Why is my pcl cuda code running in CPU instead of

2019-08-28 17:41发布

问题:

I have a code where I use the pcl/gpu namespace:

pcl::gpu::Octree::PointCloud clusterCloud;
clusterCloud.upload(cloud_filtered->points);

pcl::gpu::Octree::Ptr octree_device (new pcl::gpu::Octree);
octree_device->setCloud(clusterCloud);
octree_device->build();

/*tree->setCloud (clusterCloud);*/

// Create the cluster extractor object for the planar model and set all the parameters
std::vector<pcl::PointIndices> cluster_indices;
pcl::gpu::EuclideanClusterExtraction ec;
ec.setClusterTolerance (0.1);
ec.setMinClusterSize (2000);
ec.setMaxClusterSize (250000);
ec.setSearchMethod (octree_device);
ec.setHostCloud (cloud_filtered);

ec.extract (cluster_indices);

I have installed CUDA and included the needed pcl/gpu ".hpp"s to do this. It compiles (I have a catkin workspace with ROS) and when I do run it works really slow. I used nvidia-smi and my code is only running in the CPU, and I don't know why and how to solve it.

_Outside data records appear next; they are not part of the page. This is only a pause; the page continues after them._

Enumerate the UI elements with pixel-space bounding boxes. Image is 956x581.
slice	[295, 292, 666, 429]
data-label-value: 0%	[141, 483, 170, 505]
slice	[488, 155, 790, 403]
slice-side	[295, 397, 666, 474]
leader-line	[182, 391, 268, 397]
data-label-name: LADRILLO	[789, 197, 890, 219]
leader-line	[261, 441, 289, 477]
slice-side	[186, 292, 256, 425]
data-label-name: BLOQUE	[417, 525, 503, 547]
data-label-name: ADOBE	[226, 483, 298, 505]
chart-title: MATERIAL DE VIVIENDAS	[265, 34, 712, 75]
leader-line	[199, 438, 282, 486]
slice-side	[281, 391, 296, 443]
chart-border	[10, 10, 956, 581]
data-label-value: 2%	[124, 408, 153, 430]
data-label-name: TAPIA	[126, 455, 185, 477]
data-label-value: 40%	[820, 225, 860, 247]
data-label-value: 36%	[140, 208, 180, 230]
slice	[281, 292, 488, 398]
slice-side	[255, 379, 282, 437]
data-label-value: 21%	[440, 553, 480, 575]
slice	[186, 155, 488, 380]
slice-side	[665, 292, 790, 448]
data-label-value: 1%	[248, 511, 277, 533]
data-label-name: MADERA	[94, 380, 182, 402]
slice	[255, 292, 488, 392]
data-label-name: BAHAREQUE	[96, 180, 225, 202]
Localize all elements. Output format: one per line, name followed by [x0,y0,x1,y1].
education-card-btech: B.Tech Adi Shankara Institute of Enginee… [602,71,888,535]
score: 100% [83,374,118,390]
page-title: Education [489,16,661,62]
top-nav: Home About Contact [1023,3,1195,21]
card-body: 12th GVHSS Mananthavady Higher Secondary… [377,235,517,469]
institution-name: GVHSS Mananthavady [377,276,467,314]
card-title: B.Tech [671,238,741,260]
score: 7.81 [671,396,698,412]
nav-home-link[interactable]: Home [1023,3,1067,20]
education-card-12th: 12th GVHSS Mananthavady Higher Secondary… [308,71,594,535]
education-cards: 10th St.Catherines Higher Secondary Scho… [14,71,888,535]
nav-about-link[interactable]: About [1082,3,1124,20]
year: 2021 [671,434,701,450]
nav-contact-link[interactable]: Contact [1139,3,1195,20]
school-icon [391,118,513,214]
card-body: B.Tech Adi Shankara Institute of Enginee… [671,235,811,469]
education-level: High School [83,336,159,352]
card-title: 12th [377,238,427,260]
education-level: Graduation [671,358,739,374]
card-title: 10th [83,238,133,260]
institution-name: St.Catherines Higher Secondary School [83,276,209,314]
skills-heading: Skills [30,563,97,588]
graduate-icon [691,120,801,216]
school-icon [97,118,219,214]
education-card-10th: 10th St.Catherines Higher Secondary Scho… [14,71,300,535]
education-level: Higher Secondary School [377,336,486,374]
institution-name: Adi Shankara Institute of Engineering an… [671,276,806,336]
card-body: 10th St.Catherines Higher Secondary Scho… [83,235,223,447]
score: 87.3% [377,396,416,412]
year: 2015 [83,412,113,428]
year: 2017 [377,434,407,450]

This code is an implementation of the gpu/segmentation example here: pcl/seg.cpp

回答1:

(Making this an answer since it's too long for a comment.)

I don't know pcl, but maybe it's because you pass a host-side std::vector rather than data that's on the device side.

... what is "host side" and "device side", you ask? And what's std?

Well, std is just a namespace used by the C++ standard library. std::vector is a (templated) class in the C++ standard library, which dynamically allocates memory for the elements you put in it.

The thing is, the memory std::vector uses is your main system memory (RAM) which doesn't have anything to do with the GPU. But it's likely that your pcl library requires that you pass data that's in GPU memory - which can't be the data in an std::vector. You would need to allocate device-side memory and copy your data there from the host side memory.

See also:

Why we do not have access to device memory on host side?

and consult the CUDA programming guide regarding how to perform this allocation and copying (at least, how to perform it at the lowest possible level; your "pcl" may have its own facilities for this.)